Legislator is missing history, his own work

Finding a Washington highway named after Jefferson Davis here in our state leaves Rep. Hans Dunshee feeling outraged (“Jefferson Davis Highway here? Legislator outraged,” news story, Jan. 24). Well, his actions leave me feeling a little outraged too.

If he felt like something needed to be done about the highway name and marker, he could have done so with little fanfare. Instead, he feels the need to bring the “issue” to a newspaper. His comments about tearing the monument out himself are laughable, to say the least. If he felt that way why hasn’t he done so? Perhaps he is waiting for a news photographer to arrive.

In regard to his comments about honoring Davis, and by inference the confederacy, being an embarrassment, I would advise Mr. Dunshee to move on from studying the Gettysburg Address and try looking at the Civil War as a whole. He would find that slavery was only one of the issues that divided the North and South. There is no doubt that a majority of those who fought for the North would strongly disagree with the notion they were primarily fighting to end slavery. In the South they fought for their freedom and rights, while those with the North primarily fought to retain the union of states.

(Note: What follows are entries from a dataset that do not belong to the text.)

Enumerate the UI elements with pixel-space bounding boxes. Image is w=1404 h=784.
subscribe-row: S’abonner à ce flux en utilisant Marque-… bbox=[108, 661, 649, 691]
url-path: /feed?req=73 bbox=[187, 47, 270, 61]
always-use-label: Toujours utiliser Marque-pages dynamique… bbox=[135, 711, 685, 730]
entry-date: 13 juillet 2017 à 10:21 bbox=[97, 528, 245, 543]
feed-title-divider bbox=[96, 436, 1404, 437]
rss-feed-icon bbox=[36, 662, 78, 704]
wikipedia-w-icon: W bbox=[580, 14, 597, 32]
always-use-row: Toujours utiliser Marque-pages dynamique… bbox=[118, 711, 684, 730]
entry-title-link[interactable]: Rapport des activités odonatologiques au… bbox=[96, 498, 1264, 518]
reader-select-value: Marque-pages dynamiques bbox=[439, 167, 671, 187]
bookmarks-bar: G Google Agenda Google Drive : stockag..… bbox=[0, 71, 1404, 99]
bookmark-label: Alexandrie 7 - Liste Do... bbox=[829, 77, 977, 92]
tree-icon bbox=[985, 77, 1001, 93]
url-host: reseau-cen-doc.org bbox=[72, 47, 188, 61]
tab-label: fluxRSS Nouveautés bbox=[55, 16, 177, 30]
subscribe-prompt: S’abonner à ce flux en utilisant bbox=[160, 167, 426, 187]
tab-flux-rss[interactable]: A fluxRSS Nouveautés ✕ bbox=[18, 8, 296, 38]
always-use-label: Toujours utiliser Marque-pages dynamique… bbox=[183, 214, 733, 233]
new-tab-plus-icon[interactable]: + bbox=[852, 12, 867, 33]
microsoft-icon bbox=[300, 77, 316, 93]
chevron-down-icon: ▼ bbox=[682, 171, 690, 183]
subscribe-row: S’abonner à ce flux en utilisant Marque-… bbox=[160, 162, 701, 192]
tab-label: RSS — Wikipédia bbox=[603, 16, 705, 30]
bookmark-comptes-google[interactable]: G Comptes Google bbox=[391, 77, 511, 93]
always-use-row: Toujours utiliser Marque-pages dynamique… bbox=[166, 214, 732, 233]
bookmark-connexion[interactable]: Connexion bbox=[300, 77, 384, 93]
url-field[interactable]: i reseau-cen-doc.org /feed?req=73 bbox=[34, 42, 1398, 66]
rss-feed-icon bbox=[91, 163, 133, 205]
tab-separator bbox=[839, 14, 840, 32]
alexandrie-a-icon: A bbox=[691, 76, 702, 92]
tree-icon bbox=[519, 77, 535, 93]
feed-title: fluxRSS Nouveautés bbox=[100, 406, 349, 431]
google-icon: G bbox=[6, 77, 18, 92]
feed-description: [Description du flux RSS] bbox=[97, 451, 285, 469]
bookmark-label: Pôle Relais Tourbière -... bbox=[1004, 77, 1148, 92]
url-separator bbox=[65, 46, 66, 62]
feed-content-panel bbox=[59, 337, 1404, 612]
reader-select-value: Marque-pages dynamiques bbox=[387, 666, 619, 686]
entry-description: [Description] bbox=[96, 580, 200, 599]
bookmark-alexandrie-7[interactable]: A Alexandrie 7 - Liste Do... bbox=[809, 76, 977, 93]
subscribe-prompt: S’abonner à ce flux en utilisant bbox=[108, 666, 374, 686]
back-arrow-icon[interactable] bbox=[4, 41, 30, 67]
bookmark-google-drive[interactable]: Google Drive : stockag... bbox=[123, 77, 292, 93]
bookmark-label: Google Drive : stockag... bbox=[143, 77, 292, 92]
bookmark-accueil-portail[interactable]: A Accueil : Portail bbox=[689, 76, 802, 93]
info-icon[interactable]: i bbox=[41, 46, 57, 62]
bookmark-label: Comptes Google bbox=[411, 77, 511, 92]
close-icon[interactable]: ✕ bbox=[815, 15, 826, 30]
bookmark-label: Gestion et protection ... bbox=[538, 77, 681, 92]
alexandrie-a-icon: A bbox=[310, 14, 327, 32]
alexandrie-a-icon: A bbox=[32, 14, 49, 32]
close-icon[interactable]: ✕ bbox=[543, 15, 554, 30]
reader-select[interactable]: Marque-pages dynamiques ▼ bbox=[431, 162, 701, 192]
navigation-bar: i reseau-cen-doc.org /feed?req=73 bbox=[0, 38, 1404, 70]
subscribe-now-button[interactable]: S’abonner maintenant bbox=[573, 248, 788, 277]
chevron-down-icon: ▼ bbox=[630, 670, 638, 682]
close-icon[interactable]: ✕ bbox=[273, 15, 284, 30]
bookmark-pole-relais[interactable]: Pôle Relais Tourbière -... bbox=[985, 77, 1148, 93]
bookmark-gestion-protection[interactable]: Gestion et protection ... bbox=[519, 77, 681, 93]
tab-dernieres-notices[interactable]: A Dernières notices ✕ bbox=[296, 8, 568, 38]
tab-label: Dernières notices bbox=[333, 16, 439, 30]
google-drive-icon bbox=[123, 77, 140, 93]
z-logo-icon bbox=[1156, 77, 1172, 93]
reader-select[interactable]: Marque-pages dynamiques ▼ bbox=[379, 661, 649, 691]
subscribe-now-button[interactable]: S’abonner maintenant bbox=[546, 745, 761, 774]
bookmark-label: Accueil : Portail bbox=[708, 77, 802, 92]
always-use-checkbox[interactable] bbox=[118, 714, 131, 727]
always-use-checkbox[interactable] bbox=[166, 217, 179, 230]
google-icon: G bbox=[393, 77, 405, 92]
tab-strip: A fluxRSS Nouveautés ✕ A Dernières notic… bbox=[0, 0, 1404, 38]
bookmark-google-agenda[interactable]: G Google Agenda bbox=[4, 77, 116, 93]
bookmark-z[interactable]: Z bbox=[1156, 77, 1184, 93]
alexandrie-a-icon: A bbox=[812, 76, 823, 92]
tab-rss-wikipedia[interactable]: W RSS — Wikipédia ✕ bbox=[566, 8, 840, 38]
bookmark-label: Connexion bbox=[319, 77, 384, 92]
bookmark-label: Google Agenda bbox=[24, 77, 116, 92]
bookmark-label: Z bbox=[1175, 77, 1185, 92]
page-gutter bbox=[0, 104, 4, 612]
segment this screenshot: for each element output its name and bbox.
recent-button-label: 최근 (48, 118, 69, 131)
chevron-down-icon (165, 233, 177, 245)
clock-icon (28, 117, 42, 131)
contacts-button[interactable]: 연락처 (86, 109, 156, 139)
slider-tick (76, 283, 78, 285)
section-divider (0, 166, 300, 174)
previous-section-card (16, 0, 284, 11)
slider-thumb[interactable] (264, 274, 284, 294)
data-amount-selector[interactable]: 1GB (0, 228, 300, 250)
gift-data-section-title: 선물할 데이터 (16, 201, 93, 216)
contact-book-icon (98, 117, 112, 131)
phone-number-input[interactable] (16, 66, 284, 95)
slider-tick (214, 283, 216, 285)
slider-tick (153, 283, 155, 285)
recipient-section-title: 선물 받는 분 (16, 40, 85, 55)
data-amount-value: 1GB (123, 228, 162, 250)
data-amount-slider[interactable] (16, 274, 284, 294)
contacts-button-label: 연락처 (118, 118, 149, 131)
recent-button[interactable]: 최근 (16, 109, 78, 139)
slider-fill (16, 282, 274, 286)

There are people, ideas and acts on both sides which should be honored and remembered. I don’t agree with everything Davis, Lee, Jackson and others stood for and defended in the war, but I respect them as much as I do Lincoln, Grant, Sherman and those who fought against the South. Mr. Dunshee should find another way to get his name in the papers – perhaps a little actual work in Olympia, for instance – and cut out the grandstanding.